High performance CNT CMOS devices can be readily fabricated by a doping-free process using symmetric pairs of n-type (Sc or Y) and p-type (Pd) contacts, with demonstrated performance that compares favorably to the state of the art Si MOS FETs down to the very end of the roadmap. The feasibility of this doping free CMOS technology has been demonstrated by fabricating CMOS circuits, including a full adder and BUS circuits, on a SiO2/Si substrate, demonstrating perfect symmetric device characteristics for the n-type and p-type CNT FETs based on the same single walled CNT. This CNT based CMOS technology only requires the patterning of arrays of parallel semiconducting CNTs with moderately narrow diameter range, e.g. 1.5-2.5nm, instead of the more stringent chirality control on the CNT. This may lead to the integration of CNT based CMOS devices or entire carbon based circuit with increasing complexity and possibly find its way into logic and optoelectronic circuits. Precise control on the threshold voltage of the CNT FET is also possible by using gate metal with suitable work function.
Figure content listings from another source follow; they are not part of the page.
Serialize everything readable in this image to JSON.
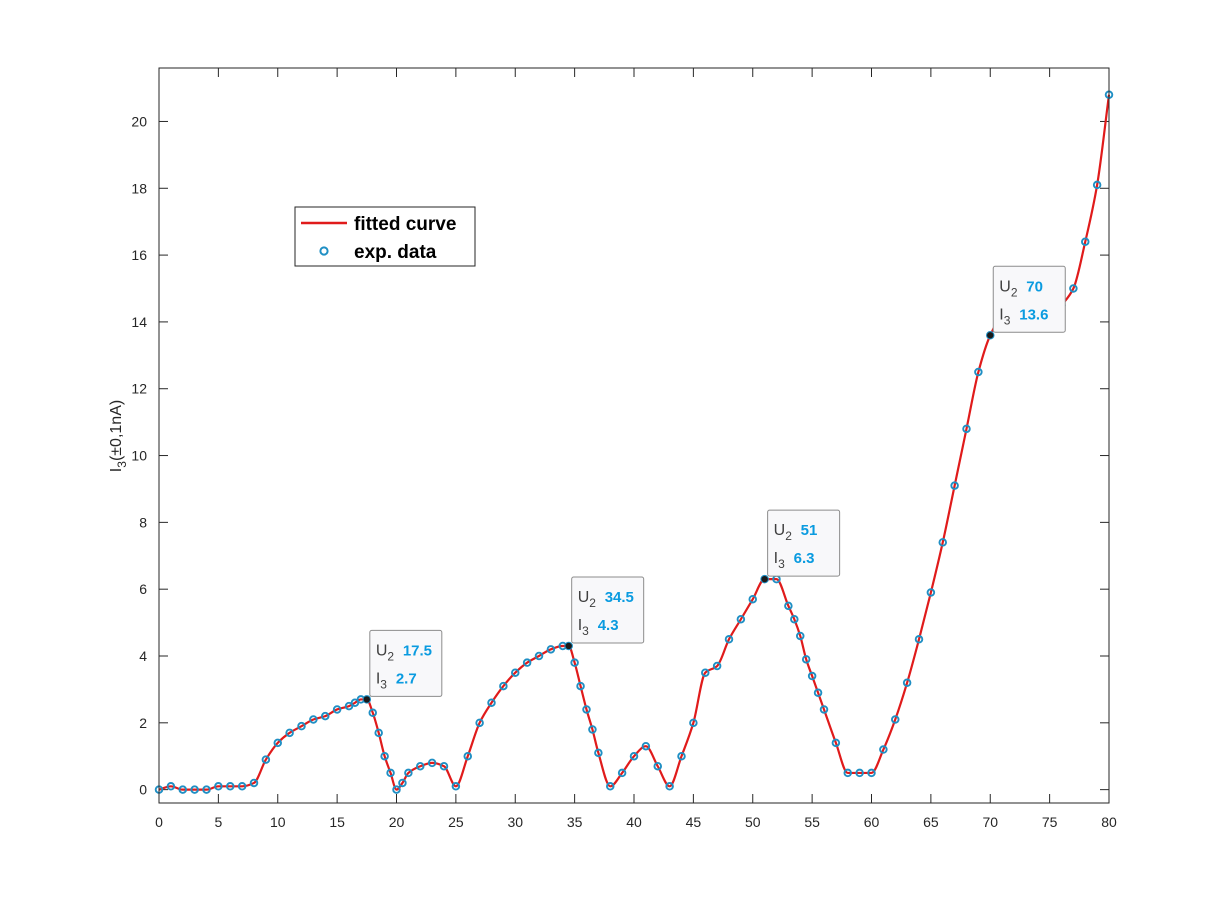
{
  "chart_data": {
    "type": "line",
    "title": "",
    "xlabel": "",
    "ylabel": {
      "main": "I",
      "sub": "3",
      "rest": "(±0,1nA)"
    },
    "xlim": [
      0,
      80
    ],
    "ylim": [
      -0.4,
      21.6
    ],
    "xticks": [
      0,
      5,
      10,
      15,
      20,
      25,
      30,
      35,
      40,
      45,
      50,
      55,
      60,
      65,
      70,
      75,
      80
    ],
    "yticks": [
      0,
      2,
      4,
      6,
      8,
      10,
      12,
      14,
      16,
      18,
      20
    ],
    "grid": false,
    "legend": {
      "placement": "upper-left",
      "entries": [
        {
          "label": "fitted curve",
          "style": "line",
          "color": "#e01b1b"
        },
        {
          "label": "exp. data",
          "style": "marker",
          "color": "#1f8fc4"
        }
      ]
    },
    "series": [
      {
        "name": "exp. data",
        "style": "marker",
        "color": "#1f8fc4",
        "x": [
          0,
          1,
          2,
          3,
          4,
          5,
          6,
          7,
          8,
          9,
          10,
          11,
          12,
          13,
          14,
          15,
          16,
          16.5,
          17,
          17.5,
          18,
          18.5,
          19,
          19.5,
          20,
          20.5,
          21,
          22,
          23,
          24,
          25,
          26,
          27,
          28,
          29,
          30,
          31,
          32,
          33,
          34,
          34.5,
          35,
          35.5,
          36,
          36.5,
          37,
          38,
          39,
          40,
          41,
          42,
          43,
          44,
          45,
          46,
          47,
          48,
          49,
          50,
          51,
          52,
          53,
          53.5,
          54,
          54.5,
          55,
          55.5,
          56,
          57,
          58,
          59,
          60,
          61,
          62,
          63,
          64,
          65,
          66,
          67,
          68,
          69,
          70,
          71,
          72,
          73,
          74,
          74.5,
          75,
          75.5,
          76,
          77,
          78,
          79,
          80
        ],
        "y": [
          0,
          0.1,
          0,
          0,
          0,
          0.1,
          0.1,
          0.1,
          0.2,
          0.9,
          1.4,
          1.7,
          1.9,
          2.1,
          2.2,
          2.4,
          2.5,
          2.6,
          2.7,
          2.7,
          2.3,
          1.7,
          1.0,
          0.5,
          0,
          0.2,
          0.5,
          0.7,
          0.8,
          0.7,
          0.1,
          1.0,
          2.0,
          2.6,
          3.1,
          3.5,
          3.8,
          4.0,
          4.2,
          4.3,
          4.3,
          3.8,
          3.1,
          2.4,
          1.8,
          1.1,
          0.1,
          0.5,
          1.0,
          1.3,
          0.7,
          0.1,
          1.0,
          2.0,
          3.5,
          3.7,
          4.5,
          5.1,
          5.7,
          6.3,
          6.3,
          5.5,
          5.1,
          4.6,
          3.9,
          3.4,
          2.9,
          2.4,
          1.4,
          0.5,
          0.5,
          0.5,
          1.2,
          2.1,
          3.2,
          4.5,
          5.9,
          7.4,
          9.1,
          10.8,
          12.5,
          13.6,
          14.2,
          14.5,
          14.4,
          14.3,
          14.1,
          14.0,
          14.3,
          14.5,
          15.0,
          16.4,
          18.1,
          20.8
        ]
      },
      {
        "name": "fitted curve",
        "style": "line",
        "color": "#e01b1b"
      }
    ],
    "datatips": [
      {
        "x": 17.5,
        "y": 2.7,
        "x_key": "U",
        "x_sub": "2",
        "x_val": "17.5",
        "y_key": "I",
        "y_sub": "3",
        "y_val": "2.7"
      },
      {
        "x": 34.5,
        "y": 4.3,
        "x_key": "U",
        "x_sub": "2",
        "x_val": "34.5",
        "y_key": "I",
        "y_sub": "3",
        "y_val": "4.3"
      },
      {
        "x": 51,
        "y": 6.3,
        "x_key": "U",
        "x_sub": "2",
        "x_val": "51",
        "y_key": "I",
        "y_sub": "3",
        "y_val": "6.3"
      },
      {
        "x": 70,
        "y": 13.6,
        "x_key": "U",
        "x_sub": "2",
        "x_val": "70",
        "y_key": "I",
        "y_sub": "3",
        "y_val": "13.6"
      }
    ]
  }
}
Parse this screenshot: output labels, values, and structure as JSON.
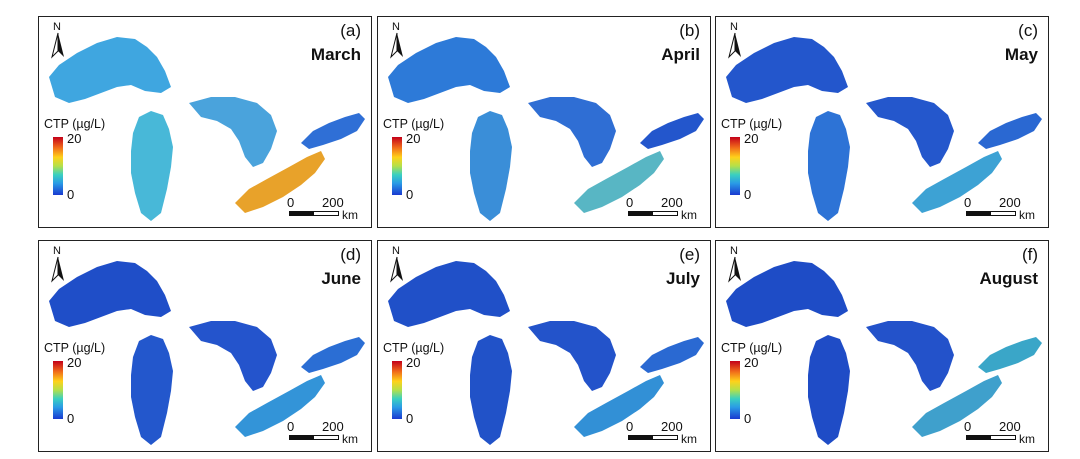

This threshold voltage control allows zero threshold voltage CMOS devices be fabricated, and highly efficient circuits be built with pass-transistor-logic (PTL) which is more efficient than CMOS and uses much less numbers of transistors for achieving the same logic function. The doping-free approach and ballistic transport of CNT also allow extremely low power supply be used in CNT circuits, the demonstrated 0.4V is significantly lower than the projected 0.56V for Si circuits around 2026, leading to the possibility of using CNT to extend the MOS FET toward the end of the road map.